- Leader: Stephen Buay Rolnyang
- Spokesperson: Mahafis Mayang Hoth
- Dates active: 2021-present
- Headquarters: Dajo, Upper Nile Region
- Active regions: South Sudan
- Website: South Sudan People's Movement/Army on Facebook

= South Sudan People's Movement/Army =

 South Sudan People's Movement/Army (SSPM/A) is a South Sudan opposition movement founded on 1 May 2021. In 2023, the group operated along the South Sudan-Sudan border in Upper Nile and Unity State.

== History ==
Stephen Buay Rolnyang founded SSPM/A in August 2021 after leaving SSUF/A. SSPM/A invaded Mayom on 22 July 2022 in retaliation for the government forces' attack on its bases in Bong on the previous day. During the attack, they killed the county's commissioner, Chuol Gatluak, and his three bodyguards. Furthermore, the group burned Gatluak's body. They briefly occupied the town before the retreat to the nearby villages for regrouping

SSPM/A launched an ambush on the SSPDF convoy on 26 July 2022 in Tuoch Loka, Mayoum County, killing 22 soldiers and destroying 3 vehicles. SSPDF executed three SSPM/A military officers in Kaikang on 7 August 2022 after being deported from Sudan allegedly to avenge the previous group attack in Mayom. The execution received condemnation from the UNMISS.

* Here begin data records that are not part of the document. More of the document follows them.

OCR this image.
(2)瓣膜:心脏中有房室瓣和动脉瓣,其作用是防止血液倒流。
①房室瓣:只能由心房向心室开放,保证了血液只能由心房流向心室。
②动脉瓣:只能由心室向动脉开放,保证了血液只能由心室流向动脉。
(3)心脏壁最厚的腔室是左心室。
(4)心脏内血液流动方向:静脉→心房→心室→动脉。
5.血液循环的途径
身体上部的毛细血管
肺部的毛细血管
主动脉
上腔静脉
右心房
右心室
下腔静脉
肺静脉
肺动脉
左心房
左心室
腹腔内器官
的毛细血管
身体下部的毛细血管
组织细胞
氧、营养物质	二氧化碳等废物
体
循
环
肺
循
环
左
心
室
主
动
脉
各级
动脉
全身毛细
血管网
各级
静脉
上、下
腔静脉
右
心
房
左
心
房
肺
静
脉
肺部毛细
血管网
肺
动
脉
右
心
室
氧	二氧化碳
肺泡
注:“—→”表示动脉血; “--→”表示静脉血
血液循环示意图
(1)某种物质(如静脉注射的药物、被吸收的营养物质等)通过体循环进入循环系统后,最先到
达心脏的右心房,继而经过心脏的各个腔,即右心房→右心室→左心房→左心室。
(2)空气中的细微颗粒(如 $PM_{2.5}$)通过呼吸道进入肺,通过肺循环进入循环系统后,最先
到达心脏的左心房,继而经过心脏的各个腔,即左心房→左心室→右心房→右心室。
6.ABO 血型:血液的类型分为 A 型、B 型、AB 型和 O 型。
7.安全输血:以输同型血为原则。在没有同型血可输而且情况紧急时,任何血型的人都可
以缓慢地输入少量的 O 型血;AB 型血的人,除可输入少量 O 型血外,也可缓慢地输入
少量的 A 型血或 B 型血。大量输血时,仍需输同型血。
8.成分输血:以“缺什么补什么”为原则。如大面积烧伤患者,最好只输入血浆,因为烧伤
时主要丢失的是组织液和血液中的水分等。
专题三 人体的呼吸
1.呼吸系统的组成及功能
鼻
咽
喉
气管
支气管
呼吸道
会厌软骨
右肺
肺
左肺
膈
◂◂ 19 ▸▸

Rolnyang met Simon Gatwech Dual in Khartoum to ally with SPLA-IO Kitgwang on 20 October 2022. Alzool TV reported that SSPM/A forces fought with RSF during the War in Sudan. However, the group denied that allegation. Peter Chuak Wal Banyieng and James Gai Liep Ziel Yiach defected from SPLA-IO Kitgwang and joined SSPM/A with their forces on 14 December 2013 because Gatwech neglected them.